WaPo's Myerson: God of 'Unregulated' Capitalism is Dead

By Mark Finkelstein | October 15, 2008 | 09:26

The Nobel committee can stop looking for next year winner of the Nobel prize in economics and hand the thing right now to Harold Myerson.  The WaPo columnist's effort of today, Gods That Failed, is Krugmanesque, reading like an extended gloat at the expense of believers in free markets. Ha-ha, mocks Myerson, your god of unregulated capitalism is dead.  Just like Communism failed, so has your system. You half expect Myerson to end with a self-satisfied "nah nah nah nah nah!"

From Myerson's opening paras [emphasis added]:
In 1949, a number of famous writers, among them Arthur Koestler, André Gide, Richard Wright, Stephen Spender and Ignazio Silone, wrote essays explaining why they were no longer communists. The essays were collected in a volume entitled "The God That Failed."

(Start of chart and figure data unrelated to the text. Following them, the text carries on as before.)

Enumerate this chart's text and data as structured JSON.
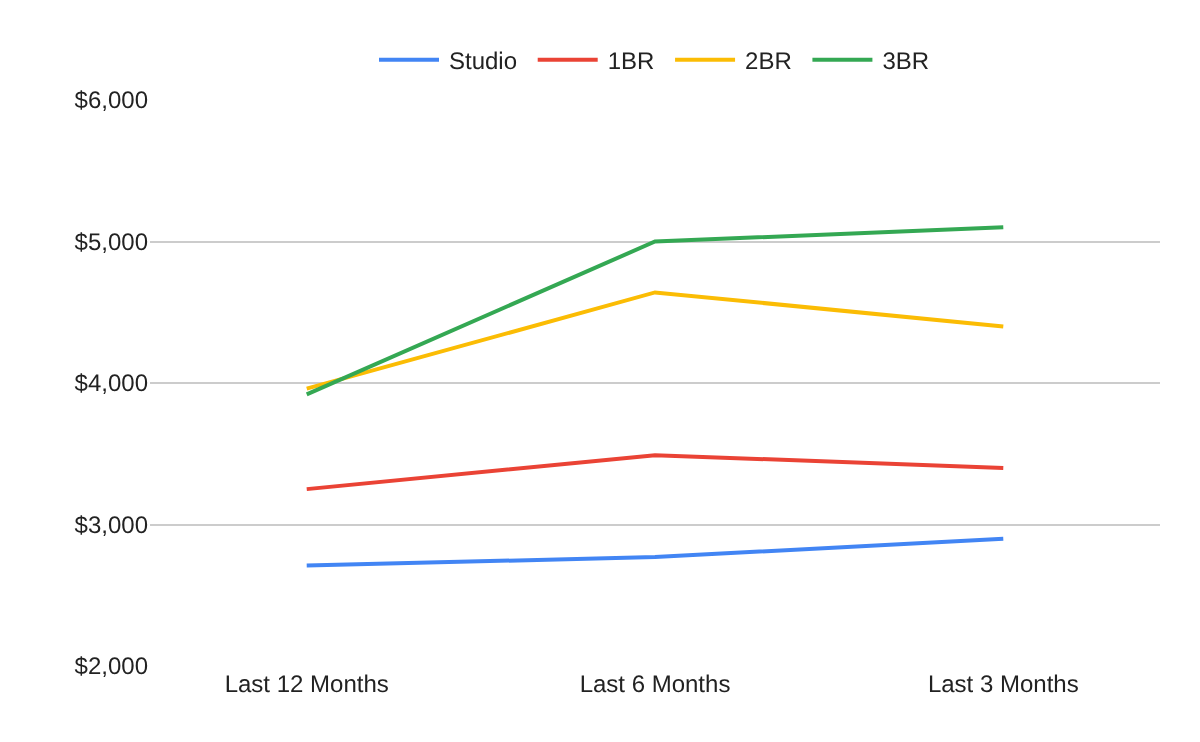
{
  "chart_data": {
    "type": "line",
    "categories": [
      "Last 12 Months",
      "Last 6 Months",
      "Last 3 Months"
    ],
    "series": [
      {
        "name": "Studio",
        "color": "#4285f4",
        "values": [
          2710,
          2770,
          2900
        ]
      },
      {
        "name": "1BR",
        "color": "#ea4335",
        "values": [
          3250,
          3490,
          3400
        ]
      },
      {
        "name": "2BR",
        "color": "#fbbc04",
        "values": [
          3960,
          4640,
          4400
        ]
      },
      {
        "name": "3BR",
        "color": "#34a853",
        "values": [
          3920,
          5000,
          5100
        ]
      }
    ],
    "ylim": [
      2000,
      6000
    ],
    "yticks": [
      {
        "value": 2000,
        "label": "$2,000"
      },
      {
        "value": 3000,
        "label": "$3,000"
      },
      {
        "value": 4000,
        "label": "$4,000"
      },
      {
        "value": 5000,
        "label": "$5,000"
      },
      {
        "value": 6000,
        "label": "$6,000"
      }
    ],
    "grid": "y",
    "legend": "top",
    "marker": "none",
    "line_style": "solid"
  }
}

Today, conservative intellectuals might want to consider writing a tome on the failure of their own beloved deity, unregulated capitalism.
There's just one small problem with Harold's hypothesis: it's based on an entirely false premise, one that I'm sure NB readers will quickly spot.  The current mess was caused not by too little government regulation, but too much.